Dear Dad,

It’s been 3 weeks since you left us, and though it’s so cliché to say, in many ways it already feels like a lifetime. To go from 53 years of your constant presence to suddenly not seeing or speaking to you for 21 straight days…to not being able to reach you, to not even know what your everyday life is like now…it’s a jarring transition. My mind knows you are gone, and conversation is no longer possible. Neither are hugs or your reassuring smiles or your famous smirk…the everyday rhythm of life with you is no longer a part of my life. And when that head knowledge informs my heart once again, I cannot breathe. I can barely stay upright. The tears are instant and furious and I struggle to fill my lungs under this weighty grief.
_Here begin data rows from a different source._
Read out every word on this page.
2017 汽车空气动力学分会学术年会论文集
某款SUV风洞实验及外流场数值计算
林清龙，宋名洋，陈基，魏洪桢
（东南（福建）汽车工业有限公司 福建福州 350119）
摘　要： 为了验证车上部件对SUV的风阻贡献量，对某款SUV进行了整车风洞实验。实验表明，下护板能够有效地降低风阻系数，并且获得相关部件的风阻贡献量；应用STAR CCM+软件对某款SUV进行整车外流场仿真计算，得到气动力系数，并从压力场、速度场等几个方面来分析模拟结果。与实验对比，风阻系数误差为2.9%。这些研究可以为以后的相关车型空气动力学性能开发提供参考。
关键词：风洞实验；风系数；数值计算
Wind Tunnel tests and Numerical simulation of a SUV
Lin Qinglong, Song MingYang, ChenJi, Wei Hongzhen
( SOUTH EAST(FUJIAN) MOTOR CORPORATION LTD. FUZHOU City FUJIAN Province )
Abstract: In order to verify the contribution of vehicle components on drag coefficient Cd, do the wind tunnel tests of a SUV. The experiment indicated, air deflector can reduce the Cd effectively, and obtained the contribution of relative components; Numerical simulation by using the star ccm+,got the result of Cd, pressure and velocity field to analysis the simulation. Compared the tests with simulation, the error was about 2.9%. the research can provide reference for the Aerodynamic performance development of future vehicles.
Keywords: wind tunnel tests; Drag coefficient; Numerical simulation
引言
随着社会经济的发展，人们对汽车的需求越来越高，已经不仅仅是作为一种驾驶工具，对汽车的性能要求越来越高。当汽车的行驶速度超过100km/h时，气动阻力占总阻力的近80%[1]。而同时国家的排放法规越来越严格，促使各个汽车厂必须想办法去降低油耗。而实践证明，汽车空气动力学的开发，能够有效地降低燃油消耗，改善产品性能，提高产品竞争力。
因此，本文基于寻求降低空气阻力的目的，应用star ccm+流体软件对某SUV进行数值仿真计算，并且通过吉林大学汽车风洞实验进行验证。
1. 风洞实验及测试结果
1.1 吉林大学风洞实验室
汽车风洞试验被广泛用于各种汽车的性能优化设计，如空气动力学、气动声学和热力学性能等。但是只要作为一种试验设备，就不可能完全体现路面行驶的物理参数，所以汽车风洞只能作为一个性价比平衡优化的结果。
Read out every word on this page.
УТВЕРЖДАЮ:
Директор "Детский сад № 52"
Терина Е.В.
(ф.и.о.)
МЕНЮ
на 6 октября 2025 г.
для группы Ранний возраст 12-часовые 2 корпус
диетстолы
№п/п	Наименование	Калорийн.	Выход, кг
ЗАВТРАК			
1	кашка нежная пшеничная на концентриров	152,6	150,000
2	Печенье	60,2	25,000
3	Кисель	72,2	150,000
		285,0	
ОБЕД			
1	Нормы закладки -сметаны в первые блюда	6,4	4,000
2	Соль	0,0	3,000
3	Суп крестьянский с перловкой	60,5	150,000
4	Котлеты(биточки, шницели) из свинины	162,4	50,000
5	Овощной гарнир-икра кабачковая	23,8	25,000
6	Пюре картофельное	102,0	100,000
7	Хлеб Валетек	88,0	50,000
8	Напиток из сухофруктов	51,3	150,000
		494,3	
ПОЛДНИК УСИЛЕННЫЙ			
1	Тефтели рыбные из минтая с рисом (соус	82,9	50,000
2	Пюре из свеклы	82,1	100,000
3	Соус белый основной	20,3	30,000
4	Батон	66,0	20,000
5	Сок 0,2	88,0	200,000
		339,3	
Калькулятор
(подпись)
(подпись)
The awareness of your death has not yet infused my habits.  I file things away in my mind to tell you, things you’d surely want to know, only to remember yet again that I cannot share them and see your eyes light with happiness. I start to pick up snacks that you aren’t here to eat. I constantly recall places and spaces you have always filled, and then, finding them empty, I have to painfully purge that minute bit of your presence. Thus I find myself crying at the ice cream shop, in the grocery store, in your office.  Your face, your voice, the safety of your presence is no longer tangible but the void where you once were certainly is. I see your signature on your 1959 military ration card and I envision the young, lean soldier in your Army photo. You were strong and vibrant then, a version of the guy I remember from my childhood. I miss him, too.

We visit you often, Mom and I. The cemetery has become a near-daily stop.  Rather than standing at the foot of a grave like I always have over the years, I find myself tiptoeing around to your side, the place I was when I last was with you. I want to reach down and hold your hand, even while my brain knows it’s a ridiculous impossibility. I want to tell you how much I have missed you, whisper again that I love you, and yet I can only stand over your lifeless shell in a windy cemetery. I can’t hear your voice. I can’t share anything with you. I can’t connect with you in any way, and my heart aches. I miss my dad.

This ocean of grief feels big enough to swallow me. Lord, give me strength.